Google is prepping a PowerPoint-ish presentation tool to finish off what Paul Kedrosky coined an anti-Office suite. The big question is what's the end game here?
I'll leave the code and intricacies of the file conversions to the folks much better equipped. But let's fast forward to the end game, which appears to be Google's plan to eat away at Microsoft's best business. While Microsoft's Vista business is nice, Office--also known as the bulk of the Microsoft Business Division--is better. For the quarter ending Dec. 31, the business division had revenue of $3.5 billion and operating income of $2.17 billion. No other division came close to that performance.
For context, Microsoft's Office business delivered more in revenue and operating income than Google did in the fourth quarter. Google had fourth quarter revenue of $3.21 billion and operating income of $931 million.
Simply put, Google is a fly on the elephant that is Microsoft right now. But all Google has to do is make Microsoft defend the Office business. If Microsoft has to respond to Google Docs--it doesn't yet--the software giant won't be able to focus on search and keyword advertising. Even a company with Microsoft's cash pile has limited resources.
Under that formula, Google doesn't even have to be wildly successful with Google Docs--all it has to do is be a big distraction. Many of Google's initiatives appear only to be designed to distract Microsoft. And encroaching on millions of PowerPointers is one way to get Microsoft's attention. PowerPoint is also the best avenue to gaining adoption for Google Docs. Word processing and spreadsheets are nice, but if you play word association with corporate desk jockeys Office is PowerPoint.
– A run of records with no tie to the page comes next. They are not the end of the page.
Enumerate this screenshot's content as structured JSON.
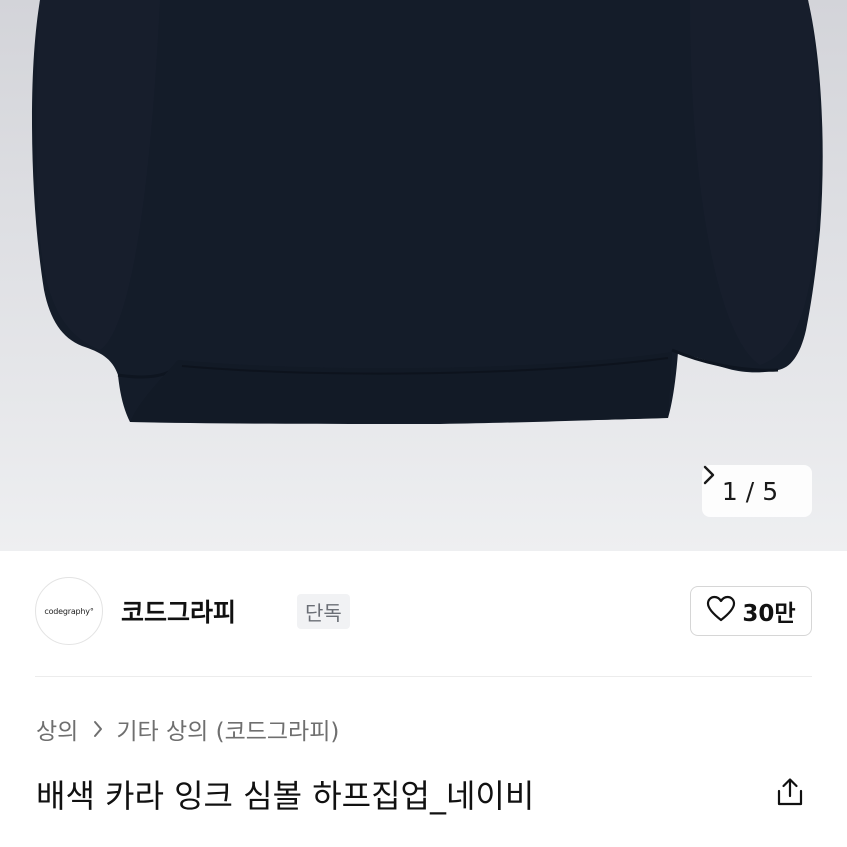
{
  "gallery": {
    "current": "1",
    "separator": "/",
    "total": "5",
    "next_icon": "chevron-right-icon",
    "background_color": "#dfe0e4",
    "product_color": "#141c29"
  },
  "brand": {
    "logo_text": "codegraphy°",
    "name": "코드그라피",
    "badge": "단독"
  },
  "like": {
    "icon": "heart-icon",
    "count": "30만"
  },
  "breadcrumb": {
    "category": "상의",
    "separator_icon": "chevron-right-icon",
    "subcategory": "기타 상의 (코드그라피)"
  },
  "product": {
    "title": "배색 카라 잉크 심볼 하프집업_네이비",
    "share_icon": "share-icon"
  }
}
And Microsoft doesn't have much of an answer for Google. It has Office Live, but that effort is more about complementary Web services to go with the shrink-wrapped Office. Microsoft also doesn't have the platform to monetize a Web version of Office and many folks can't define the company's Live brand anyway.
Add it up and Google's presentation tool will be the first real Office advance in a very long war against Microsoft. While Google's culture gets the headlines, its war gaming is pretty strong too.
In the end traditional Office uses--word processing, spreadsheets etc.--will move online leaving Microsoft's shrink-wrapped Office to become a high-end application. Office 2007 already resembles more of a business intelligence tool than a way to type up memos.
If Office moves upstream that'll leave an even playing field for Google and Microsoft to duke it out for Web-based productivity tools. It'll be a protracted war with lots of strategy.